Now let us have a look at Taijiquan that is studied at the School Zhen Dao, and its transmission. The current Grandmaster of our School Lu Shiyang studied Taiji Quan under the leadership of two prominent masters – Xiao Gongzhuo and Zhao Bin.

These transmission lines are shown below:

Yang Luchan (杨露禅) – Fu Zhou (富周) – Fu Ying (富英) – Xiao Gongzhuo (萧公卓) – Lu Shiyang (吕實陽) – Vitalii Lishchyna

Yang Luchan – Yang Jianhou (杨健侯) – Yang Chengfu (楊澄甫) – Zhao Bin (赵斌) – Lu Shiyang (吕實陽) – Vitalii Lishchyna

One of the foremost disciples of Yang Luchan was Fu Zhou, he was a descendant of a noble family, and a General. Zhou was one of the chosen disciples, which learned a complete training system from Yang. Back in those days when the son of Yang Luchan, Yang Banhou, decided to change the system of transfer of mastery Taijiquan in order to keep the family art, Fu Zhou refused to change the system of training and continued to work in a similar manner as was taught to him by Yang Luchan.

Later, he transferred his art to his son Fu Ying, who did teach all his knowledge to Xiao Gongzhuo. As Master Lu Shiyang studied Taijiquan not only from Zhao Bin, who was a nephew of Yang Chengfu, but also from Xiao Gongzhuo, methods and forms that are taught in our School, are difficult to see somewhere else, except in the Xiao line.

Below is a brief description of only a few forms of Taijiquan Yang style, which are studied in the School Zhen Dao after mastering the basic principles and movements.

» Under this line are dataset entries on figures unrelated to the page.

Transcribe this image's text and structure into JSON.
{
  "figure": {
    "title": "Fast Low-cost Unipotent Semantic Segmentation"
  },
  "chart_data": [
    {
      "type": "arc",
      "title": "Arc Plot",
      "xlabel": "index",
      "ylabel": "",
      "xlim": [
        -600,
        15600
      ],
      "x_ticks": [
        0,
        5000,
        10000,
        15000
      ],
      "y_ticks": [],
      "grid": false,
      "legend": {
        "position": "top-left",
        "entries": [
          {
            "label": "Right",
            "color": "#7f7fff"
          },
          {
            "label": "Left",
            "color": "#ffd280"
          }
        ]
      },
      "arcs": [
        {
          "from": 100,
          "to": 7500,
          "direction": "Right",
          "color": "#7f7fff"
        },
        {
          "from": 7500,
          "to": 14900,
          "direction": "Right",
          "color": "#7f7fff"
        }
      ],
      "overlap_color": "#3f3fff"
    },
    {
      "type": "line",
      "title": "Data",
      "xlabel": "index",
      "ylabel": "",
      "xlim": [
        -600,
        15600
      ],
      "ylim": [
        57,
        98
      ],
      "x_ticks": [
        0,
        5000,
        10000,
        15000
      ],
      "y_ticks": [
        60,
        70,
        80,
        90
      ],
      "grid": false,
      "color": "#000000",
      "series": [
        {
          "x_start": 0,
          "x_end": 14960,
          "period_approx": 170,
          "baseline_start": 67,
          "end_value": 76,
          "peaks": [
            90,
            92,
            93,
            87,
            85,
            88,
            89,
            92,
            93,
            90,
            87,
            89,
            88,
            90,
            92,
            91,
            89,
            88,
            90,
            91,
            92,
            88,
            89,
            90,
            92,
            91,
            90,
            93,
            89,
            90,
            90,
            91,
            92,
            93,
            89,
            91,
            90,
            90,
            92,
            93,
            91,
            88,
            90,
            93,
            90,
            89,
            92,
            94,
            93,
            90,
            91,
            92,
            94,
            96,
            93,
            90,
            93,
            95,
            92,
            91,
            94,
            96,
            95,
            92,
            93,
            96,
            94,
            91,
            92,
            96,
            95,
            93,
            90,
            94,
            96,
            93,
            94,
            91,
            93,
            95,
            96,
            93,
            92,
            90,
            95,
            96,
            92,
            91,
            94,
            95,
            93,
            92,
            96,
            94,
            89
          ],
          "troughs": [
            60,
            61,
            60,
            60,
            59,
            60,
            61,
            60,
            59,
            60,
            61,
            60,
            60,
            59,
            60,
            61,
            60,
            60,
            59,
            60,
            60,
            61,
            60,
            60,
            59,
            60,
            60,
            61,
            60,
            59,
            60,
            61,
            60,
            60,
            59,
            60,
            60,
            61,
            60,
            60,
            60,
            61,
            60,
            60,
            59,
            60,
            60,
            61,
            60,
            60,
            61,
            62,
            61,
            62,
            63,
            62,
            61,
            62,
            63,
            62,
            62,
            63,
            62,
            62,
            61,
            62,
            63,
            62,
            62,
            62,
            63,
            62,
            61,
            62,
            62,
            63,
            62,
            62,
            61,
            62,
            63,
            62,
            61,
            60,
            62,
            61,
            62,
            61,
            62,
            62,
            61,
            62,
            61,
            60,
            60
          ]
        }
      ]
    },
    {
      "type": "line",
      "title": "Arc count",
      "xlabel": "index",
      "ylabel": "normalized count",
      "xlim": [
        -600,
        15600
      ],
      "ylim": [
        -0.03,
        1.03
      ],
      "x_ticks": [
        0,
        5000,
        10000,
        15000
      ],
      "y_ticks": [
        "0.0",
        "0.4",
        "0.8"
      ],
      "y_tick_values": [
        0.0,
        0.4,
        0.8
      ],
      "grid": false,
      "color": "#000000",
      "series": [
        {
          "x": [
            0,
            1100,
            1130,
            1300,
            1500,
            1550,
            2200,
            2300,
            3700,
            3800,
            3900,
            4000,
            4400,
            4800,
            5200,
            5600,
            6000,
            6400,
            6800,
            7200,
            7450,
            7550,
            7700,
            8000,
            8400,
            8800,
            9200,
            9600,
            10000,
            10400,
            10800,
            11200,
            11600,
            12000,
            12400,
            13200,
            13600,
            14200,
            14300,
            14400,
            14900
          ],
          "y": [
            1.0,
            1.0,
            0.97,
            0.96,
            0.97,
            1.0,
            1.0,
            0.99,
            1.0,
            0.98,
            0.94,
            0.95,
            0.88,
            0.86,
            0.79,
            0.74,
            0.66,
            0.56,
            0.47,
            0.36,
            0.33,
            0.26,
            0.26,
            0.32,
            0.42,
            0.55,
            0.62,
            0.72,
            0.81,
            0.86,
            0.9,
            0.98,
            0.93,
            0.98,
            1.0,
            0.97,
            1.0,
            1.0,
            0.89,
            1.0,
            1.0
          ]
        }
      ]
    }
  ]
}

  • Large form (Da jia – Large frame) is a basic form, which lays the foundation for further mastership. Motions in the form are slow and smooth, breathing is calm, and breath in and out are correlated with the principles of opening and closing. Practicing this form helps to improve the circulation of Qi in the body, learn to make the heart and mind calm, and, therefore, the therapeutic effect of this form is quite high. The main stance in the form is Gongbu, with 70% of the weight on the front leg.
  • Low frame (Di jia) is designed to increase the internal strength of the body. Therefore, the motions are performed in low stances, which makes it different from the Large frame.
  • Old Frame (Lao jia) also differs from the previous frames. A series of movements are performed differently, which makes it possible to see additional applications and to have a deeper understanding of the principles of Taijiquan. The main stance, which is used in this frame, is Santi (with 70% of the weight on the back leg). It allows to have deeper understanding of combat application of the forms, and to lay a good foundation for the effective power issuing (Fajin) in real conditions, not just in formal exercise.
  • Fast Frame (Kuai jia) is a special fast form of Taijiquan Yang style. All movements are performed quickly and lightly, and the power issuing  (Fajin) is explosive and powerful. Actually this form allows one to truly understand how to use the movements of Taijiquan in a real fight.
  • Small Frame (Xiao jia) has movements of a low-amplitude, but in spite of this, the power issuing is still explosive and powerful. In some directions of Taiji Masters, Kuai jia and Xiao jia are studied as one form. In other schools, including our, there is a difference between these forms, which is in the amplitude of movement that has an impact on the characteristics and performance of movements.